As you can see, despite being generic placeholders, these generic types do still serve as a set of constraints for what types can be used. When the code is compiled, any calls to these functions are checked against these constraints and deviations result in compilation failure, which is a good thing.

Many languages provide other tools to place further constraints on what types can be used in lieu of generic types like this as well. Rust has traits, and the latest proposal for adding generics to Go leverages interfaces for this purpose. In most cases, this just adds more compile-time checks, and doesn’t influence the runtime behavior of our code. This allows us to leverage the inherent flexibility of generic programming, but still control what is used to some extent.

Implementation

Of course, syntax is not the whole story when it comes to generic programming. It must be coupled with an underlying implementation that makes it possible. As with many other things, compiled, statically typed language implementations are tasked with translating the original intent we as developers convey with this syntax, into something that can execute safely and quickly. The process of monomorphization is how many languages are able to make this guarantee.

“Monomorphization” is a relatively modern term, but “reification” has also been used for decades. Regardless, as it pertains to generic programming, this is the automated expansion of generic terms into as many concrete terms as are needed at compile-time.
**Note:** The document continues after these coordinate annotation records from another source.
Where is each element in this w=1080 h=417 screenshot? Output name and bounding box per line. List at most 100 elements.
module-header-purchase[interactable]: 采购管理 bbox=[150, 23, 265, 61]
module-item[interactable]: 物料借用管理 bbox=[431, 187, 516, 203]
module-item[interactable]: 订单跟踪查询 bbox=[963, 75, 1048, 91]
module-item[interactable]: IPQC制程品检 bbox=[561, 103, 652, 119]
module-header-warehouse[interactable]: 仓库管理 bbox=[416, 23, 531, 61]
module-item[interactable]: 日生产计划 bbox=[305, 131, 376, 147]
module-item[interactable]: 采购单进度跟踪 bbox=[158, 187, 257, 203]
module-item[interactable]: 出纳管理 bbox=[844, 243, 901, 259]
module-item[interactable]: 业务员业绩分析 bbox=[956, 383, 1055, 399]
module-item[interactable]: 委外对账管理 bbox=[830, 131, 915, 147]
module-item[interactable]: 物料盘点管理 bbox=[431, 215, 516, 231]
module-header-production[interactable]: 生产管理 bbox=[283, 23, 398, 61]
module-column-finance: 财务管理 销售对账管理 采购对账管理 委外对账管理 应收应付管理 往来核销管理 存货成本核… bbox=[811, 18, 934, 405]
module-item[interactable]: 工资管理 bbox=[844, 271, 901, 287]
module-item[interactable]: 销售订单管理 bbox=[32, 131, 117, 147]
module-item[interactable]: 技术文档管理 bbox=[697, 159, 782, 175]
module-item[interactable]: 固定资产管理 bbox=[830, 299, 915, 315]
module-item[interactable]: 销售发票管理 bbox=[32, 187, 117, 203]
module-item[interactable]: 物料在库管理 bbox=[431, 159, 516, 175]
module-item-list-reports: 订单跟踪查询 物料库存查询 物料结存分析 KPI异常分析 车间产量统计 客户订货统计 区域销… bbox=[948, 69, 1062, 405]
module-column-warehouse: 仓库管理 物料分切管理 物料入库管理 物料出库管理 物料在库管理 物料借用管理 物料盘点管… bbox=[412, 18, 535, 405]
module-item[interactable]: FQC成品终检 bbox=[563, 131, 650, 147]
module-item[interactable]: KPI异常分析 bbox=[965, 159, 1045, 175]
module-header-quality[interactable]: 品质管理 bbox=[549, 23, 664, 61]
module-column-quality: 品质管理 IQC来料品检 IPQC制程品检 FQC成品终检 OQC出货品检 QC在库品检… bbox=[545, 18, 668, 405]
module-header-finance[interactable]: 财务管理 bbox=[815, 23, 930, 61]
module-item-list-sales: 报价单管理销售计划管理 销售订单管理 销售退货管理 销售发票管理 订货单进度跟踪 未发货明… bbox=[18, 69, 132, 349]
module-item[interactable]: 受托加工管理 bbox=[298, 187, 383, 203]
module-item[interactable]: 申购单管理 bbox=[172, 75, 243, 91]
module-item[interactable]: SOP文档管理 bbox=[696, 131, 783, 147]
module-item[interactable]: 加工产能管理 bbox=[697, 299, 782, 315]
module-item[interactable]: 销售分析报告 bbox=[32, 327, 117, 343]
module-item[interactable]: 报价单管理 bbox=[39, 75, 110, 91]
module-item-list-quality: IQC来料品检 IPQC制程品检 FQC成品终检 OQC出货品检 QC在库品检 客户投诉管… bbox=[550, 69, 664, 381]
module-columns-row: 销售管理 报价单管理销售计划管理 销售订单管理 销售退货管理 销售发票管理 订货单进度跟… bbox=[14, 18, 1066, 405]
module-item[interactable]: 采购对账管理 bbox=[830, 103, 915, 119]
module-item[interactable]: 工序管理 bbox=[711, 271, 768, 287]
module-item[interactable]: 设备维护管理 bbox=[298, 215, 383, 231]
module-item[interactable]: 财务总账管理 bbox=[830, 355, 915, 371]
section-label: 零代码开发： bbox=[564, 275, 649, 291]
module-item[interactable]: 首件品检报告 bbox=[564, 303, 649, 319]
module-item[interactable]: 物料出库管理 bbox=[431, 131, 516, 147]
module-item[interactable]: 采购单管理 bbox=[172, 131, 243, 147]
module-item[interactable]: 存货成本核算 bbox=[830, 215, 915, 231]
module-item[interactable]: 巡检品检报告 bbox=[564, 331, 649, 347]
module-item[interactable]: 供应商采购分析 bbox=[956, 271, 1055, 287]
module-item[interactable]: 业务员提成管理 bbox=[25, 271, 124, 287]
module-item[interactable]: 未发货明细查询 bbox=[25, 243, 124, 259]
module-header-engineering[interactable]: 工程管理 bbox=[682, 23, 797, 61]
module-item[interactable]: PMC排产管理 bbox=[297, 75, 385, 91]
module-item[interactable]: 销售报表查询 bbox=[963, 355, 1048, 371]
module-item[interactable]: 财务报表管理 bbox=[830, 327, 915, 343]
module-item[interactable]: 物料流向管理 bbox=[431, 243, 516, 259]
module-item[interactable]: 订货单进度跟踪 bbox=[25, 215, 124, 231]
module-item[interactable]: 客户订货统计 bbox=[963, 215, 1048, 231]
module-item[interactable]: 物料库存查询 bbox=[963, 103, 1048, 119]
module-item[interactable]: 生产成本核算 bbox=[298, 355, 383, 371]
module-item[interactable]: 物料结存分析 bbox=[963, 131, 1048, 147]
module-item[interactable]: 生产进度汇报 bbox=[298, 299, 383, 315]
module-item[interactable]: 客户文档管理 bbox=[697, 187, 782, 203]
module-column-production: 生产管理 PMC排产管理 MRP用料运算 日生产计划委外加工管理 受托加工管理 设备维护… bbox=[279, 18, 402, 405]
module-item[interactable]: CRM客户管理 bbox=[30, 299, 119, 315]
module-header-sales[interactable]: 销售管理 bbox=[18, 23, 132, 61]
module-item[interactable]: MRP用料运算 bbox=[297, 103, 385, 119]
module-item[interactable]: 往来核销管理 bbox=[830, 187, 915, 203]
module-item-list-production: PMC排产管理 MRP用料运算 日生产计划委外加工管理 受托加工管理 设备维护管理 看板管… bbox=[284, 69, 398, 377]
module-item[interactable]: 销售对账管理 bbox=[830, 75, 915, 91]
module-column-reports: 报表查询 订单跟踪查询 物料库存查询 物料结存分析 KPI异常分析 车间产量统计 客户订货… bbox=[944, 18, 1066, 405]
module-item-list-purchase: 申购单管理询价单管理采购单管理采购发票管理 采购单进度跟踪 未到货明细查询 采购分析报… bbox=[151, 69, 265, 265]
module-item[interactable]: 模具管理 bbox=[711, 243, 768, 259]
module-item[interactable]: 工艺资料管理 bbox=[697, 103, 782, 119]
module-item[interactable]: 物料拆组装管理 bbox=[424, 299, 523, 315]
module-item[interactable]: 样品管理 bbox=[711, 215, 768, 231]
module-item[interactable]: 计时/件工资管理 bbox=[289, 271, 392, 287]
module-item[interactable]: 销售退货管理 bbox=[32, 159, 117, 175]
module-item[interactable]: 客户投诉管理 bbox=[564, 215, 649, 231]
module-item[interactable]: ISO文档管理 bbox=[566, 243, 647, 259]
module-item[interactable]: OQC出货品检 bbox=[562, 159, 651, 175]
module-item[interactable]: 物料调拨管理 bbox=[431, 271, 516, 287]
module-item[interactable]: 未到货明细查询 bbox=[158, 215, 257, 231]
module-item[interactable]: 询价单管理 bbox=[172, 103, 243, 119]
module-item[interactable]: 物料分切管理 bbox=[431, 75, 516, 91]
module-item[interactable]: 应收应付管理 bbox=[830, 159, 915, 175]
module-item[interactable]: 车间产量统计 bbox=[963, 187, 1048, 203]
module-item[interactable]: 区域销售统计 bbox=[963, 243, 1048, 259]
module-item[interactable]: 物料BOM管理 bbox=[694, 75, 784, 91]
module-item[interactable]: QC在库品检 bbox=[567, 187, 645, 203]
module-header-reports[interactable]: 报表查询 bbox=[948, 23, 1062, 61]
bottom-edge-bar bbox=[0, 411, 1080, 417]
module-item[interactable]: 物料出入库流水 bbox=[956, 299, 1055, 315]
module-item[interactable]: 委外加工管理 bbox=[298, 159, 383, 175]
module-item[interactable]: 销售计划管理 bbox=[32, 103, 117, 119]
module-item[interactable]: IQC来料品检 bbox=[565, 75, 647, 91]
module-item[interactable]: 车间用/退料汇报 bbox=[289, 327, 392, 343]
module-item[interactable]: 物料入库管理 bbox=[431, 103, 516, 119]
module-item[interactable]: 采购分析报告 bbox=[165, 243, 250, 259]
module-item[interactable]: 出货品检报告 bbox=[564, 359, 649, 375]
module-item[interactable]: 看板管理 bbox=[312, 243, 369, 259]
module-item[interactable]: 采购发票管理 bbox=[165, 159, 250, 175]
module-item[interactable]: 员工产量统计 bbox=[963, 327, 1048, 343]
This allows us to use generic, abstract terms during development, but the final compiled program has all of the stability and speed as if we’d used concrete types in the first place.

The process is actually quite simple. Imagine our previous pseudocode example:

function foobar(x: T, y: U) U

Let’s say in the rest of our code, we call this function two different times:

a = foobar(1, 3.2)
b = foobar(5.4, 99)

The compiler will “monomorphize” our generic function into two separate functions that match the types we specified when invoking these functions:

function foobar_int32_float32(x: int32, y: float32) float32
function foobar_float32_int32(x: float32, y: int32) int32

Remember the Go example from earlier in this post? This is basically what monomorphization gets us. Here, we get to experience the flexibility of being able to use generic terms, as we did in Python, but rather than moving the consequences of that flexibility to runtime, the compiler automatically renders out concrete versions of them. The final compiled program contains no generic terms at all, and retains all of the benefits of speed and stability that this brings.

The Sweet Spot

The process of monomorphization does result in slightly larger binaries as well as longer compile times (since the compiler is essentially copying/pasting code for you under the hood, which takes space and time to do). Both of these are true, and should be taken into account. However, in my opinion, there’s a more important consideration and that has to do with developer productivity.

Generic programming is itself a developer productivity tool. However, so is Red Bull, and it turns out that too much of either can have the opposite effect than intended. Similarly, generic programming isn’t something you should reach for at every opportunity. It can definitely have the byproduct of making code harder to understand, especially if what it is trying to abstract is relatively simple.

However, generic programming can really help when:

  • You intentionally don’t want to know the types that will be handled by your code. Again, this is a very valid approach for maintainers of libraries and APIs.
  • A certain piece of functionality is inherently very complex, and maintaining this using concrete types is untenable. For these, generic programming coupled with further constraints like traits or interfaces can help keep things manageable.

That said, principles of iteration and “good is better than perfect” apply here, as they do in most areas of software development. While refactoring your code, consider generic programming’s benefits and drawbacks alongside the idioms and specific implementation your language employs.